Róbert Paul, Wenger, Roland, and Cottens, Sylvain: Use of 1,3-Propanediol Derivatives to Prevent Rejection after Organ Transplantation. Patent (WO 9822100) 1999.

2. Gatenby A. et al. al .: Methods for the production of

1,3-propanediol by a recombinant organism. Patent (WO9821339) 1998.

3. Obon, J.M. Manjon, A. Iborra, J.L .: Retention and Regeneration of NAD (H) in Noncharged Ult4

HU 227 235 Β1 Rafiltration membrane reactors: application to L-lactate and gluconate production (1998) Biotechnology and Bioengineering 57 (5) 510.

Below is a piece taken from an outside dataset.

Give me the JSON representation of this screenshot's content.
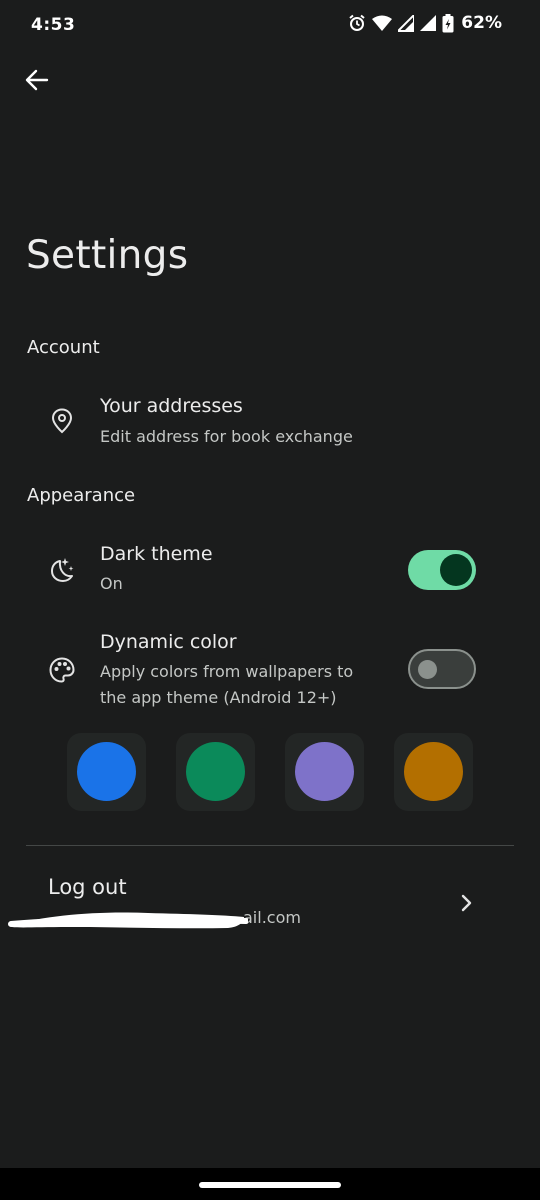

4. Németh, Á. Kupcsulik, B. Sevella, B.: 1,3-Propanediol oxidoreductase production with Klebsiella pneumoniae DSM2026 World Journal of Microbiology and Biotechnology 19 (7) 659 (2003).

Claims (7)

PATENT CLAIMS A process for the enzymatic production of 1,3-propanediol (1,3-PD) glycerol dehydrate from wild "strains" of Enterobacter, Citrobacter, Clostridium, Thermotoga, Lactobacillus or genetically engineered variants of these or other microorganisms. , 1,3-propanediol oxidoreductase and glycerol dehydrogenase, characterized in that: (a) propagating the enzyme-producing micro-organism, b) digesting the cell mass of the microorganism, optionally isolating the enzymes and purifying them in whole or in part, c) contacting the mixture of enzymes prepared in step b) with glycerol while providing the coenzymes required for the enzyme function, thereby converting the glycerol to 1,3-propanediol. Process according to claim 1, characterized in that the process is carried out in a membrane reactor and / or the enzymes are fixed on a solid support and thus the enzymes are reused for several cycles. Process according to claim 2, characterized in that the coenzymes (co-substrates) required for the enzyme function are retained in the membrane-bounded reaction space of the membrane reactor bound to polyethylene glycol, polysaccharide or other support. 4. Process according to claims 1 to 3, characterized in that the coenzymes used in the conversion of glycerol to 1,3-PD are regenerated by a coupled regenerative reaction in which the target product In addition to 1,3-PD, other useful or inert products are formed. 5. A process according to any one of claims 1 to 3, wherein the formation of the unwanted by-product (s) is suppressed by the addition of a competitive, non-competitive or irreversible inhibitor of the enzyme responsible for the reaction responsible for its formation. 6. A process according to any one of the preceding claims, wherein the reactor is operated by a batch, substrate feed or continuous process. 7. Process according to claims 1 to 3, characterized in that the process according to the enzyme source (s) used has a temperature range of 25 ° C to 90 ° C and a pH range of 6.5 to 9.5 and preferably light and is generally in an airtight reactor.